Slashdot Mirror


Intel's PowerTOP Extends Linux Battery Life

DuracellFan writes "Intel recently released its PowerTOP utility, which builds on work done by kernel developers to make the Linux kernel power-efficient. PowerTOP gives a snapshot of what apps are consuming the most power. The PowerTOP website also hosts patches for several Linux apps and the kernel. In the Linux.com article, lead PowerTOP developer Arjan van de Ven of Intel says that PowerTOP could soon show which applications keep the disk busy." Linux.com and Slashdot are both part of OSTG.

7 of 113 comments (clear)

  1. Re:How stable is CONFIG_NO_HZ? by VON-MAN · · Score: 2, Informative

    Doesn't really matter. You can make yourself a custom kernel just to check your apps and services with NO_HZ. Then when you've identified the misbehaving processes you can fix them and start using your old kernel again.

  2. How about hours? by eddy · · Score: 5, Informative

    Success Stories

    "With PowerTOP, I managed to increase the battery life of my Panasonic R4 laptop from 4 to almost 7 hours" -- Keith Packard, Principal Engineer at Intel

    Guess you could accuse him of bias...

    --
    Belief is the currency of delusion.
    1. Re:How about hours? by eddy · · Score: 3, Informative

      If you just read the site (it's very small) you'll see that there are many no-obvious things you can detect with it. I personally do however consider it primarily a developer tool, but that might change. But even non-coding users can find out that the CDROM automounting polling is waking the CPU a lot, and disable that in battery mode, etc.

      --
      Belief is the currency of delusion.
    2. Re:How about hours? by caseih · · Score: 2, Informative

      Kieth was well-known in the Linux world before he went to work for Intel. He's largely responsible for the composite X extension, and even the Xorg fork. I also believe he had some influence on the technology responsible for making compiz work. I remember using an early version of his experimental, fancy rendering X server. Also, notably, he created the kdrive mini x server for embedded environments. So he's got a lot of low-level linux experience.

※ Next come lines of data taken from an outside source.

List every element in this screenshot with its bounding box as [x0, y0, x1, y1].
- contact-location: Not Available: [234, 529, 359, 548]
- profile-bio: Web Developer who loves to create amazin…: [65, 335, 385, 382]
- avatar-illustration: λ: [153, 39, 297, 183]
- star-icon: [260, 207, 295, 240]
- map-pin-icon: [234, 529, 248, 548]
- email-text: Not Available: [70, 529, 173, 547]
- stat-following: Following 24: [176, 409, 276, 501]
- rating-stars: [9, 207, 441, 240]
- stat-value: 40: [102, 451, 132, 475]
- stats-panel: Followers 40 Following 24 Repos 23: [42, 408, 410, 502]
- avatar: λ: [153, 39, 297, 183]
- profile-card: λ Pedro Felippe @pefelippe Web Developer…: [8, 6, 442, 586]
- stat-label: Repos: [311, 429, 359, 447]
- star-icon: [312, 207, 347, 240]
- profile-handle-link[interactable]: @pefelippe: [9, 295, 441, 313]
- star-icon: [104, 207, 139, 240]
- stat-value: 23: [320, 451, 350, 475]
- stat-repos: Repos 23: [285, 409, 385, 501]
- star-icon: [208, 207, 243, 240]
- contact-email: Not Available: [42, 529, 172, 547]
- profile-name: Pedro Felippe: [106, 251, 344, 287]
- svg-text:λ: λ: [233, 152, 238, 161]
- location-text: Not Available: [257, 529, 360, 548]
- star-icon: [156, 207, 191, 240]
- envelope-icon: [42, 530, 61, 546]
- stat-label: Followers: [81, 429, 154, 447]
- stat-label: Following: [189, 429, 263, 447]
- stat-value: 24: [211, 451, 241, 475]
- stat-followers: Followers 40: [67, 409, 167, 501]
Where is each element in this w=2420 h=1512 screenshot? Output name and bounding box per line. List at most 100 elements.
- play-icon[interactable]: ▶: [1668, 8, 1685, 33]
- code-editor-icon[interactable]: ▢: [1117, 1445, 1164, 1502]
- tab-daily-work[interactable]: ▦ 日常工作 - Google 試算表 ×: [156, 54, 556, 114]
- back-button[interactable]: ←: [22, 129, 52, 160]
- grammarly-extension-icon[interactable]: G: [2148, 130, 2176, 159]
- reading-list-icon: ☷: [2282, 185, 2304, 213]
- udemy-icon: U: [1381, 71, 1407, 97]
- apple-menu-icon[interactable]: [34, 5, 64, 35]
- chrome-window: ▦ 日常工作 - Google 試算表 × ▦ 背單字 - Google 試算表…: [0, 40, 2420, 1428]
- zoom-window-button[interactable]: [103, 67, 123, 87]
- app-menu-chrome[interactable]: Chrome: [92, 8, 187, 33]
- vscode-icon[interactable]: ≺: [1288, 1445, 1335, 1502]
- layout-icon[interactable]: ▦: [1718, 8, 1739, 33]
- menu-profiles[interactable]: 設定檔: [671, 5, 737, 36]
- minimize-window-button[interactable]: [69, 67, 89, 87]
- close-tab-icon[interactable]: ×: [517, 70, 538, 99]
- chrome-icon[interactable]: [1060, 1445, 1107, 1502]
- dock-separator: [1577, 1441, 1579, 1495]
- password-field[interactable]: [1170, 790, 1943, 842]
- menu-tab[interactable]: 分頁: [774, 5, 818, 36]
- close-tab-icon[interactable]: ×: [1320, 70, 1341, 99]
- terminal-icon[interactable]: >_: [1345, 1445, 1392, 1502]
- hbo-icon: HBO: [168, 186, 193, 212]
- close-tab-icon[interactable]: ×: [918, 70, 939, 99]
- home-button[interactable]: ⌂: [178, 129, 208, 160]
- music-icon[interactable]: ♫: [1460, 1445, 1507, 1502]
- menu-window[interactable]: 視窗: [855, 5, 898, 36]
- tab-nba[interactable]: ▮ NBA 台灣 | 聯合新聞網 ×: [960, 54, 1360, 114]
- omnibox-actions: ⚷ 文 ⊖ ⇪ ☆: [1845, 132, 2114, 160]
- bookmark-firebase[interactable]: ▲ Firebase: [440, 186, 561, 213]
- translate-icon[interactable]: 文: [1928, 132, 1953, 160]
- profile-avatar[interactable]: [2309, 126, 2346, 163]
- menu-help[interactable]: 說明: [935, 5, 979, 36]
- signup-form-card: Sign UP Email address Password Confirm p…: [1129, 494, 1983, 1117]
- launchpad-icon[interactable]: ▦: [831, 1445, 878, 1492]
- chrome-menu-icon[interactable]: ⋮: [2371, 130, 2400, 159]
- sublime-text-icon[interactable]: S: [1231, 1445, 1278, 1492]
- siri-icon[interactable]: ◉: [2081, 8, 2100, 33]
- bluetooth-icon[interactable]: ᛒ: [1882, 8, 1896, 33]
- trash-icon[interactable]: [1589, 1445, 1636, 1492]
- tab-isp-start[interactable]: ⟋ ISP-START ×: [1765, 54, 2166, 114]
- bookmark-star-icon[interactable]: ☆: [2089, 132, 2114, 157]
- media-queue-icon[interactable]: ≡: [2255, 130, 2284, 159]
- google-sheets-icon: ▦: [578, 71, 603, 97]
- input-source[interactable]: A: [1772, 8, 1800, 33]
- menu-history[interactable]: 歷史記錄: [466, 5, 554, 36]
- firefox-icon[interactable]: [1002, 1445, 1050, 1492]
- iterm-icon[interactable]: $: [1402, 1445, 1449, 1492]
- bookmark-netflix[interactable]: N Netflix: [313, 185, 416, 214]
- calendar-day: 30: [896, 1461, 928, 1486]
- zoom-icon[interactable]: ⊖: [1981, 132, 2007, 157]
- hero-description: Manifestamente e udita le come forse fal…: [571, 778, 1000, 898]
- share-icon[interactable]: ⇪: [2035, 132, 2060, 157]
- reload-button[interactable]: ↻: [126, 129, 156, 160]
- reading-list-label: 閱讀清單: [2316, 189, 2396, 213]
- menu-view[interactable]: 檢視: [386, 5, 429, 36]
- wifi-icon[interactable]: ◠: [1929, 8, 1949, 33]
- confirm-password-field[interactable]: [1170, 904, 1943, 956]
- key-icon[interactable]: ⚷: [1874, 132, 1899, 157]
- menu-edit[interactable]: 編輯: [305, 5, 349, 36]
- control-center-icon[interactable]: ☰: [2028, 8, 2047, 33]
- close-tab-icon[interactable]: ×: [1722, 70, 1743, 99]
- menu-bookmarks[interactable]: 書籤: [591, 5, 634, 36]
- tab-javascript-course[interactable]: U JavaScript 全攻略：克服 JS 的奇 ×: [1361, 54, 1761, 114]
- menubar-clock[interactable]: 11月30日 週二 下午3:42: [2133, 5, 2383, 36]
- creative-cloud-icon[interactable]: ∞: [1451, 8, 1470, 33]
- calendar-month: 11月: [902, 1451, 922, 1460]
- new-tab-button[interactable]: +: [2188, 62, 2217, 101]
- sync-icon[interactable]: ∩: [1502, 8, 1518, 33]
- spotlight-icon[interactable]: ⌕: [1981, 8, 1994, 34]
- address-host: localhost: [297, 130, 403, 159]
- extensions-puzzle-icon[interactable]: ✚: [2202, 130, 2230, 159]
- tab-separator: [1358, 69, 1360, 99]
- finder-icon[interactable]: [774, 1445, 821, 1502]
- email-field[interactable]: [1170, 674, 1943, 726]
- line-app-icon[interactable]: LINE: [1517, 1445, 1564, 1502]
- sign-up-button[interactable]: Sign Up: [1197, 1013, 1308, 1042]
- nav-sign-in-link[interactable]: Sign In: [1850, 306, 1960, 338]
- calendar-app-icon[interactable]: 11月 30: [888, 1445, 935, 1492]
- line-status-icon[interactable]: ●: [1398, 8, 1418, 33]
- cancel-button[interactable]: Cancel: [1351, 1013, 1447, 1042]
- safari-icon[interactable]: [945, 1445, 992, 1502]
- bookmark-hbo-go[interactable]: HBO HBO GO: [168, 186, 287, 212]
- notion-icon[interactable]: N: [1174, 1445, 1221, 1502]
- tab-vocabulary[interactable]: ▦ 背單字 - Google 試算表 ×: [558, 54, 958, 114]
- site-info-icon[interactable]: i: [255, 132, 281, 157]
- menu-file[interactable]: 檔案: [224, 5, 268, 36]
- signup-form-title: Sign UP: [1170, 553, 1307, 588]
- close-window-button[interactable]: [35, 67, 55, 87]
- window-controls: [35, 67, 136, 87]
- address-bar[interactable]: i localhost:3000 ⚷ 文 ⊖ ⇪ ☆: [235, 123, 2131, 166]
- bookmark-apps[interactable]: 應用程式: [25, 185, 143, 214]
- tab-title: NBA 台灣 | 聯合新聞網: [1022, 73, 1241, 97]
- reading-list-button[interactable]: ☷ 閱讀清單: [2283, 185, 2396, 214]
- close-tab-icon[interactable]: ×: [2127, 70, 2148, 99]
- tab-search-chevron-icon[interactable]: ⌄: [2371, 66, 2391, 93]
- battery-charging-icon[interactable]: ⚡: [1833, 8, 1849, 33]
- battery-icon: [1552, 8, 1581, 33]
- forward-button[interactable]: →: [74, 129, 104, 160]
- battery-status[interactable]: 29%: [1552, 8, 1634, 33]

      Getting 7 hours of battery life is indeed impressive. Does anyone know what the Panasonic R4 gets when running windows?

      Maybe Apple will take some of this work and apply it to their OS. MacBook and MacBook Pro battery life is dismal compared to your average Dell business laptop running Windows.

  3. Re:Linux does not consume power! by Anonymous Coward · · Score: 1, Informative

    Definitely hard disk's activity is not a major contributor to power consumption. CPU usage is. Disks do require some juice to spin up (not that much though), but it's the CPU that makes the difference once the system is up and running. I know because this week I benchmarked precisely this issue: searching a file throughout the filesystem only raised consumption from 0.6 A to 0.65 A, but it went all the way up to 1.0 A when the CPU was at 100% (and at that point running the filesystem search did not raise consumption at all, indicating that the 0.05 A were due to CPU activity during file search and not to disk head moving or data flowing through the SCSI bus).

  4. Re:Laptops??? What about my server farm? by Spoke · · Score: 2, Informative

    C'mon what are we talking about here, a few minutes? AFAIK, better power savings comes through a good acpi config, which I don't see a whole lot of discussion on.

    The biggest and easiest power savings come from CPU frequency scaling (if your processor supports it). Linux has long done a good pretty good job of putting the CPU to sleep and low power states when it can.

    For older Athlon/Duron processors installing/running athcool makes a significant difference in power consumption (as long as it runs stable on your hardware, which it isn't guaranteed to do). On one of our old servers it reduced idle power draw from 100w to 65w.

    My guess is where this kind of thing would make a dollars/cents difference is in the NOC. But this kind of detail isn't very sexy or very high on most NOC operators radar.

    It might depending on how idle your servers are. The more idle they are, the bigger the possibility for power savings. While they are obviously targeting laptop battery consumption, all Linux machines running this tool (and kernel 2.6.21 or later which has the dynticks feature) will be identify what is waking up their processor from low power states.

    Much of the work put into optimizing battery life on laptops will also apply to desktops and servers alike.
  5. Re:How stable is CONFIG_NO_HZ? by Ant+P. · · Score: 4, Informative

    I'm using NO_HZ on my P4 desktop. It was horrible in old patches, but the version in the mainline kernel (>= .20) is solid as a rock.

    I gave the powertop thing a try the other day. Seems the worst offender on my machine is MPD, even when it's not doing anything.